To create these products, the company has its own in-house team, which handles everything from the design and engineering to the manufacturing of the products. Among the equipment developed and manufactured by ARS are innovative victim extraction devices, fast rope and short-haul kits, personal retention lanyards, cabin/door anchors, and comfortable, lightweight tactical or rescue/safety full-body harnesses. 
Kauai Fire Department’s MD 530F conducts surf rescue training with ARS. Shawn Adams Photo
“The knowledge of SAR equipment that ARS brings to the table, I believe, is unprecedented,” said Bitton, who credits one of ARS’s safety devices as being responsible for saving two of his personnel. “[That] ARS [is] manufacturing and testing SAR equipment affords Air-One access to the latest in SAR equipment and mission safety,” he said.
The Kauai agencies also have high praise for the ARS equipment they employ. “ARS brings a quality short-haul system that can withstand the vigorous demands of our mission,” said Oliveira. “It’s a system that we absolutely love because of the easy attachment to the helicopter. Because we deploy and retract ropes constantly during our mission, it’s a quick and safe process.”
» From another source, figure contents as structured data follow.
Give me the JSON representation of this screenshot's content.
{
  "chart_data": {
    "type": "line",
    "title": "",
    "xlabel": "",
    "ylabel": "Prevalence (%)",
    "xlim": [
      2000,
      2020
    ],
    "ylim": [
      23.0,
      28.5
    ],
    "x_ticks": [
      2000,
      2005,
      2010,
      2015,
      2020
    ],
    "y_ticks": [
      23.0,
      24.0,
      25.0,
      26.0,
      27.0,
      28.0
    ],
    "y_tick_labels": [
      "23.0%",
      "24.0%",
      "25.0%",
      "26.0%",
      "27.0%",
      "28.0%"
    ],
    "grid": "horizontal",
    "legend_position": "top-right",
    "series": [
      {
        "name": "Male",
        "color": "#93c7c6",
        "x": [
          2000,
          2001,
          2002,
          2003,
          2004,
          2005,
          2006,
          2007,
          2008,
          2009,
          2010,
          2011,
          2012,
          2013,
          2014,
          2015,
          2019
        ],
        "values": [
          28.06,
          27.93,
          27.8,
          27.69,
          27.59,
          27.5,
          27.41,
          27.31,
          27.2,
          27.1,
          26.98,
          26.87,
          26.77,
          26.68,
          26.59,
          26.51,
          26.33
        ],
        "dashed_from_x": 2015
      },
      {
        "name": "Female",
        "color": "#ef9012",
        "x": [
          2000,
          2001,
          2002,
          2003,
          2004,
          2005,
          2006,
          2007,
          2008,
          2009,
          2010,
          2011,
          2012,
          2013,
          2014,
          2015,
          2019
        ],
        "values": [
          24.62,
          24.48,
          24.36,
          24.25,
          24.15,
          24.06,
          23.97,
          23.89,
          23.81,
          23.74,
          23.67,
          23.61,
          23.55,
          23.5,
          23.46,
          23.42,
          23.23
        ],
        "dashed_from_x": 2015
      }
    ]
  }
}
Air One Emergency Response Coalition utilizes ARS on a regular basis for many of their special mission training needs, including cargo operations. Shawn Adams Photo
Much of the expertise behind ARS’s hardware manufacturing is the result of a long-term partnership with John Yates and his company Yates Gear. The company is a highly-regarded manufacturer of mountaineering and rock climbing equipment, and has an extensive product line of professional utility, rescue, and tactical hardware.
ARS’s ISO 9001:2008 accreditation for its quality management system assures customers the company has met the industry’s highest manufacturing standards, and, earlier this year, it also earned approval from the FAA for its quality control system. The latter will prove particularly important as ARS works toward FAA TSO-C167 certification for personnel carrying device systems (rescue harnesses).
To perform external load operations, students must first perfect direct vertical reference flying — here using ARS’ MD 600. Shawn Adams Photo
Throughout the world, the role of the police helicopter is evolving. Crews are being asked to tackle unfamiliar and demanding missions that require new perspectives, skill sets and hardware. Through the three-pronged provision of training, personnel, and equipment, ARS aims to offer customers a complete service solution, helping them safely adapt to this extremely challenging, and ever-evolving, environment.